The life cycle of Megaloptera occupies 1–5 years, with the larvae passing through 10–12 instars (Evans 1984). The adults emerge from late spring to autumn, are short-lived and take little, if any, food. During the day they are usually found resting on vegetation on the margins of larval habitats. Some species fly in bright sunlight, others when the light intensity is low. All Australian species are probably to some extent crepuscular or nocturnal and are attracted to lights.
Copulation takes place on branches or shrubs near the aquatic habitat. Eggs are laid in masses on vegetation or on rocks overhanging or projecting from the water and hatch in 1–4 weeks. The larvae live in spring seepages, streams, rivers, swamps, ponds and lakes and may survive even in temporarily dry streambeds. They feed on a wide variety of small aquatic invertebrates. Pupation occurs in chambers, usually in the soil or in litter, adjacent to the larval habitat. The pupa is active, decticous, exarate and has functional mandibles. The pupal stage lasts only a couple of weeks.
Predators include birds, bats, frogs, fish and other insects. Eggs may be parasitized by Trichogrammatidae (Hymenoptera) and corydalid eggs may be eaten by both adult and larval anthicid beetles.
The authors wish to thank Dr J.A.L. Watson for taxonomic advice and for checking the manuscript; Josephine C. Cardale for access to types in the Australian National Insect Collection, Division of Entomology, CSIRO, Canberra; and Dr B.A. Richardson and Dr D.W. Walton of the Bureau of Fauna and Flora for editorial advice.
The information on the Australian Faunal Directory site for the Megaloptera is derived from the Zoological Catalogue of Australia database compiled on the Platypus software program.
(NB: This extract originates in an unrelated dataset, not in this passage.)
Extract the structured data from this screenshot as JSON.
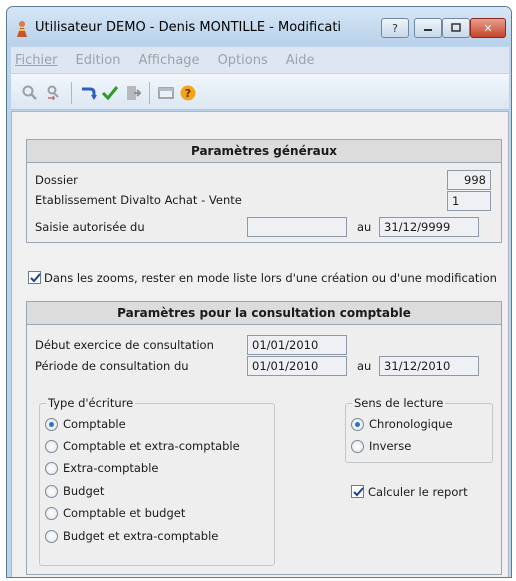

It incorporates changes made to the work published on 23 December 1988 as (Theischinger, G. & Houston, W.W.K., 1988)
The Megaloptera was updated by A.A. Calder, June 2000.
Distribution data in the Directory is by political and geographic region descriptors and serves as a guide to the distribution of a taxon. For details of a taxon's distribution, the reader should consult the cited references (if any) at genus and species levels.
Australia is defined as including Lord Howe Is., Norfolk Is., Cocos (Keeling) Ils, Christmas Is., Ashmore and Cartier Ils, Macquarie Is., Australian Antarctic Territory, Heard and McDonald Ils, and the waters associated with these land areas of Australian political responsibility. Political areas include the adjacent waters.
Terrestrial geographical terms are based on the drainage systems of continental Australia, while marine terms are self explanatory except as follows: the boundary between the coastal and oceanic zones is the 200 m contour; the Arafura Sea extends from Cape York to 124 DEG E; and the boundary between the Tasman and Coral Seas is considered to be the latitude of Fraser Island, also regarded as the southern terminus of the Great Barrier Reef.
Distribution records, if any, outside of these areas are listed as extralimital. The distribution descriptors for each species are collated to genus level. Users are advised that extralimital distribution for some taxa may not be complete.